Repatriations of foreign woman and children affiliated to Islamic State from detention camps in northeast Syria hit a record high in 2022, Kurdish authorities say.
Thousands of foreigners including women and children had gone to Syria to live in IS's so-called "caliphate" until 2019, when US-backed Kurdish forces snatched the last pocket of Syrian territory from the jihadists.
Fleeing women and children were housed in overcrowded detention camps run by Kurdish authorities and international NGOs, who had pushed for repatriatiations due to rising violence and dire conditions in the camps.
Governments responded slowly, fearing security threats and a public backlash over the return of individuals radicalised by Islamic State.
But the pace picked up his year, with 517 women and children repatriated so far, according to Kurdish authorities' statistics.
They included more than 100 from France and over 50 from Germany. More than 150 were returned to Tajikistan, the first for that country.
Australia recently repatriated a group of women and children from Syria.
Total international returns numbered 324 in 2021, 281 in 2020 and 342 in 2019.
More than 10,000 foreign women and children remain in the Al-Hol and Roj camps, Badran Jia Kurd, a senior official in the autonomous administration, told Reuters.

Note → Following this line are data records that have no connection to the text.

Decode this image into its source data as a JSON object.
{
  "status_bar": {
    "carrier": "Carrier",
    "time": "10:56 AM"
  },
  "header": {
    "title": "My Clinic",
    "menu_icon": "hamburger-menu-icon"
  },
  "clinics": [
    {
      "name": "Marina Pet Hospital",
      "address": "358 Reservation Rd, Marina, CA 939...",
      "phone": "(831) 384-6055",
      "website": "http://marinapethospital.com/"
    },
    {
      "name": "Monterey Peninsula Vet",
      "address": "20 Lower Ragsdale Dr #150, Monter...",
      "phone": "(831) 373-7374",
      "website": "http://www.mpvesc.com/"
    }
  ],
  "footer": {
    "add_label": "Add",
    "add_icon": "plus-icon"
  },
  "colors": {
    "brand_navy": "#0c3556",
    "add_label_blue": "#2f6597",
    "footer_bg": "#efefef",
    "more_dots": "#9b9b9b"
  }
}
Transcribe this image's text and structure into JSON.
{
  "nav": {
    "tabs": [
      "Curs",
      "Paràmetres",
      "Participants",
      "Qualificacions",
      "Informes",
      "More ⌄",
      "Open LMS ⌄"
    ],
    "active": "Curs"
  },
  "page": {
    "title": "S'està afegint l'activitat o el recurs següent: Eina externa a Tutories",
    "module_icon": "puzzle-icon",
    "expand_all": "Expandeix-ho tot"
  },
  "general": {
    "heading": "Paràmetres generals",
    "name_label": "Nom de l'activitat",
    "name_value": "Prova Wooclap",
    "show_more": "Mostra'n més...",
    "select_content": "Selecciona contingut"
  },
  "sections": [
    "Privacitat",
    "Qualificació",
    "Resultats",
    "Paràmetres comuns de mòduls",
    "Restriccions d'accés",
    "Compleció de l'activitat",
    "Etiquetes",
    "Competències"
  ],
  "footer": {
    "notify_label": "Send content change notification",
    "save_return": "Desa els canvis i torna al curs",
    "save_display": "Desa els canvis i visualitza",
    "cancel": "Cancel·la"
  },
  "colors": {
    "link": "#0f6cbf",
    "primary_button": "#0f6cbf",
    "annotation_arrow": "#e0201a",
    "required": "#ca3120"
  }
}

Letta Tayler, Human Rights Watch's counter-terrorism lead, said the rise could be due in part to criticism by the United Nations and the European Court of Human Rights of European countries' failure to repatriate their nationals.
Also, states had found they had the legal farmework to prosecute and jail those who had traveled to IS-held territory, making those governments more willing to bring them home, Tayler added.
But she said 2022's figures "are still drops in the bucket."
"This humanitarian and security crisis will only get worse if countries keep outsourcing management of their detained nationals to a non-state force inside one of the world's most complex war zones," Tayler said.